Feit is dat groenten steeds meer plaats krijgen in de keuken, net als in het wild groeiende kruiden en algen. Ook de ecologisch verantwoorde viskeuken en het verwerken van de bijvangst krijgen aandacht. Vlees is eveneens terug op het toneel, maar dan bij voorkeur inlands en lang gerijpt. Zo werd slager Hendrik Dierendonck met zijn West-Vlaams rood rund een echte ster.

Belangrijk in de keuken van vandaag zijn ook texturen en structuren : om het mondgevoel te stimuleren worden gerechten samengesteld uit zachtzalvende elementen en ingrediënten met beet, of krokant, zoals kroepoek en crumble. Verder blijven Japanse producten populair en is er een opvallende doorbraak van het condiment Colatura di Alice (saus van ansjovis, die door de Romeinen garum werd genoemd).

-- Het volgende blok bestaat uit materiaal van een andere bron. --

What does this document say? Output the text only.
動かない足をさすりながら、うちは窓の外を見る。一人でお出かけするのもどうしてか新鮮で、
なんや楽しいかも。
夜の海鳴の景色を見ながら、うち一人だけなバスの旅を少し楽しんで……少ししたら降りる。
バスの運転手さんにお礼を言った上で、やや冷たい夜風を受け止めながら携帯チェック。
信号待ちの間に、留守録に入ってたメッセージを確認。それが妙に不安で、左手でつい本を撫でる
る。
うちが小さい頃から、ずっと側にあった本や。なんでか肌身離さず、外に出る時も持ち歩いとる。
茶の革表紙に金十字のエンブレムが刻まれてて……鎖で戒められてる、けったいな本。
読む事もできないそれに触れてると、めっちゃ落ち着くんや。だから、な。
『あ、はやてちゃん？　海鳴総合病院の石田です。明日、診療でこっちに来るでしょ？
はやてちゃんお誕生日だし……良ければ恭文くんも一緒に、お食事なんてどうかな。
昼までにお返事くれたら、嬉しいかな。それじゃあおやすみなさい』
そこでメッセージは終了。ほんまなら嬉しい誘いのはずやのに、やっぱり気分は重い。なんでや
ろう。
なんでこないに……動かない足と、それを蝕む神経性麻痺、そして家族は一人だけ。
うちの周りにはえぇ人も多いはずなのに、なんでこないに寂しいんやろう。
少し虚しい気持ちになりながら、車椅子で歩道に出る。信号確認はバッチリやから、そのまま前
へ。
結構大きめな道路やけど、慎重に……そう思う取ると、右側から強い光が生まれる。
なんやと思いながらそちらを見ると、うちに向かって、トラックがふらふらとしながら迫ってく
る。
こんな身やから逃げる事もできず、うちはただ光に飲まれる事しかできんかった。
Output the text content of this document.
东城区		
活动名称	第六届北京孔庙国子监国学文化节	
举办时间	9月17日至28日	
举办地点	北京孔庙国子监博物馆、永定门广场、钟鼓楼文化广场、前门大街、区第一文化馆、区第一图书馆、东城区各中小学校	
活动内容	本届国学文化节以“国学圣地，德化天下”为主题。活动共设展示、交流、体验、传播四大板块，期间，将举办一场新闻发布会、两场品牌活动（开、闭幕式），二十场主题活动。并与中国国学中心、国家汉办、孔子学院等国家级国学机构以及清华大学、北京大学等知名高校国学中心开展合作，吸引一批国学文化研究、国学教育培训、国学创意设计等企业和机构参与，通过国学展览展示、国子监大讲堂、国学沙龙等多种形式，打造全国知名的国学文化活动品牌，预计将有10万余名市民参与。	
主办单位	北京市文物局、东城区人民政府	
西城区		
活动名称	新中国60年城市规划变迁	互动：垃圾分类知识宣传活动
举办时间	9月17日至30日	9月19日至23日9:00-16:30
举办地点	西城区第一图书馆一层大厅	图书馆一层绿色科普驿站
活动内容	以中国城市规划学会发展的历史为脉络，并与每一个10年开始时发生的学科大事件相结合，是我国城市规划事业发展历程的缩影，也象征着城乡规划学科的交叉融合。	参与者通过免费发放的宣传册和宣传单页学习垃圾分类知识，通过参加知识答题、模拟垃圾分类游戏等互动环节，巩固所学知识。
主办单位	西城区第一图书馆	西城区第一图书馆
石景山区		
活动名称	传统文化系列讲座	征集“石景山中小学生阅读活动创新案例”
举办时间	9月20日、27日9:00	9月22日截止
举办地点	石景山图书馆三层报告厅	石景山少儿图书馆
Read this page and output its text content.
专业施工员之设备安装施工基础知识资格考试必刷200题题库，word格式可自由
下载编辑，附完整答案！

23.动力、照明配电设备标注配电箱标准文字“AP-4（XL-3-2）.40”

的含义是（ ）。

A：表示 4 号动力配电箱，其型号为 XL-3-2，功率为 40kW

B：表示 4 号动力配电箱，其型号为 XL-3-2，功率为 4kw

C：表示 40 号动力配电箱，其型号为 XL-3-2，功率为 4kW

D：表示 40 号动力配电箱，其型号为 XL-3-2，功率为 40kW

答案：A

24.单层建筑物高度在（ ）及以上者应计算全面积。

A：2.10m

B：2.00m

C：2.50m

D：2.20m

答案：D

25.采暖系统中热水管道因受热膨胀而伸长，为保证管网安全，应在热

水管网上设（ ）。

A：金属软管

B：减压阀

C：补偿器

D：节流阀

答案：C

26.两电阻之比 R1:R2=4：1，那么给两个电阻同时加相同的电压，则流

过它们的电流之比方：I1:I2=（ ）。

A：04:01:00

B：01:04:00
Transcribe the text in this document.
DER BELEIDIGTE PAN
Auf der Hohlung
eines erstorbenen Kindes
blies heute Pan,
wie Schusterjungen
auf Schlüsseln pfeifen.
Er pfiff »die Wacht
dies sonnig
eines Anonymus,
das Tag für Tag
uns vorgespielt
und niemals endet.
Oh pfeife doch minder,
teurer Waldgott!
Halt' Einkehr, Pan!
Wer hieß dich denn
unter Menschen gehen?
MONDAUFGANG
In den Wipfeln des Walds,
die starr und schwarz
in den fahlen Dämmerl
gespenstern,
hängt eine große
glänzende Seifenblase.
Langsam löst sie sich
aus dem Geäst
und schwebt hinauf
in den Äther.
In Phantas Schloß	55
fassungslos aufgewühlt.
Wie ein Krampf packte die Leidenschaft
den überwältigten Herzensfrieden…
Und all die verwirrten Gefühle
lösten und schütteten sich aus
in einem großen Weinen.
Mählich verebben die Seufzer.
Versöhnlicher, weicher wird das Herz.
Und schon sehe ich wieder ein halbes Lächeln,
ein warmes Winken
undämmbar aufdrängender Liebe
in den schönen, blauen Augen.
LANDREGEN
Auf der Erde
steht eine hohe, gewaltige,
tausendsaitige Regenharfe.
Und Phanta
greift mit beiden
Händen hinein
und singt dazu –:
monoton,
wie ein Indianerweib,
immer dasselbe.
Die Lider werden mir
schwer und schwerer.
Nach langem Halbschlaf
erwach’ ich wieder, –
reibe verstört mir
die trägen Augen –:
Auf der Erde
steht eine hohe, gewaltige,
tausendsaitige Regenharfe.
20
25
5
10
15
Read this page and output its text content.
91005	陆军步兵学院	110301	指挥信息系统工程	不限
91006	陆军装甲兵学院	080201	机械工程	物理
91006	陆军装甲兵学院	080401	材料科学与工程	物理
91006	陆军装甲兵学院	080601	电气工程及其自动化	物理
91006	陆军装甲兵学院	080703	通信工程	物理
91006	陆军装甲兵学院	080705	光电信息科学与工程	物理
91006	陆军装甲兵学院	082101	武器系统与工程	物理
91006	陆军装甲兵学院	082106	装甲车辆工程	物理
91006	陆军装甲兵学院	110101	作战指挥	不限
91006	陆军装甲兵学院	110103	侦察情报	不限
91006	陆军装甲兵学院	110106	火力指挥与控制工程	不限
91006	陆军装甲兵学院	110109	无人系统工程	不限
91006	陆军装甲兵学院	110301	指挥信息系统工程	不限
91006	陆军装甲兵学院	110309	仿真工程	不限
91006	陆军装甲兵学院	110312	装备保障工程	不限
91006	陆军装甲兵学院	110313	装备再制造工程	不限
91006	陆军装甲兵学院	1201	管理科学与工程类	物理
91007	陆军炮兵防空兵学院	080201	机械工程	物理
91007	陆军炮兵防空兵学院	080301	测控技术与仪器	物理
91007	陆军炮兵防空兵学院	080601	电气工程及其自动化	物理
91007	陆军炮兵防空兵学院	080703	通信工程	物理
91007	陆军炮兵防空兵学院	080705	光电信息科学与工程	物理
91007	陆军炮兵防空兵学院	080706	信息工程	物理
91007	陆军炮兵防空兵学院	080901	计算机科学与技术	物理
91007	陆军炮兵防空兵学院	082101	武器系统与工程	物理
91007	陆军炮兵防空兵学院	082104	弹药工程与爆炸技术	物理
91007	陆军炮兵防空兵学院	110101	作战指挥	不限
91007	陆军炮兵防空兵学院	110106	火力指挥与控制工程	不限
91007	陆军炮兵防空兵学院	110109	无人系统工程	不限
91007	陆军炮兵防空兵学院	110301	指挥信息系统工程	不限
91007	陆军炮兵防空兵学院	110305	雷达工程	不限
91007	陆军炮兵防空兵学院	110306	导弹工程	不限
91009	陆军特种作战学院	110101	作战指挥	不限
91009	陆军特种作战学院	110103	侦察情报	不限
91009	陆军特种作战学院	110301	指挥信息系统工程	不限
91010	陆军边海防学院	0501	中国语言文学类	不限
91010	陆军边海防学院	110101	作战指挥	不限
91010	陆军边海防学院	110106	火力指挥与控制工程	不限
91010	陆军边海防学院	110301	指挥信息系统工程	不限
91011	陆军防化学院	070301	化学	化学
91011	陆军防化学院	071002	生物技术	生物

Tekenend voor de situatie van vandaag ten slotte, is het besef dat geschoold personeel stilaan onbetaalbaar en onvindbaar wordt. De zoektocht naar kostendrukkende vereenvoudiging van de gastronomie heeft een nieuw fenomeen voortgebracht, met name dat van de bistronomie, of gastronomie die terug naar de essentie gaat, zonder smuk en voor een redelijke prijs.

Zal Istanbul de ware hoofdstad van Europa worden ?

Door Max Borka

Met zijn naar schatting twintig miljoen inwoners, waar zich jaarlijks honderdduizenden bij aansluiten, is Istanbul de grootste metropool van Europa. Wat meer is : een derde van die bevolking staat niet eens geregistreerd. Dat alleen al, en het feit dat zovelen zich dagdagelijks op eigen kracht een bestaan bij elkaar weten te improviseren om te overleven, maakt Istanbul tot een voorbeeld bij uitstek van wat in de stedenbouwkundige literatuur de zelforganiserende stad heet. De stad wordt gestuwd door een pompende, bruisende dynamiek die in Europa zijn gelijke niet heeft, en waar uit het niets toch iets slaan tot een kunst is verheven. Geografisch Istanbul leeft op een breuklijn, wat maakt dat de stad elk moment door een aardbeving kan worden weggeveegd en continu met de dood danst, als een dronken derwisj, loud and proud, in pure extase, en in een permanente staat van niet-willen-weten.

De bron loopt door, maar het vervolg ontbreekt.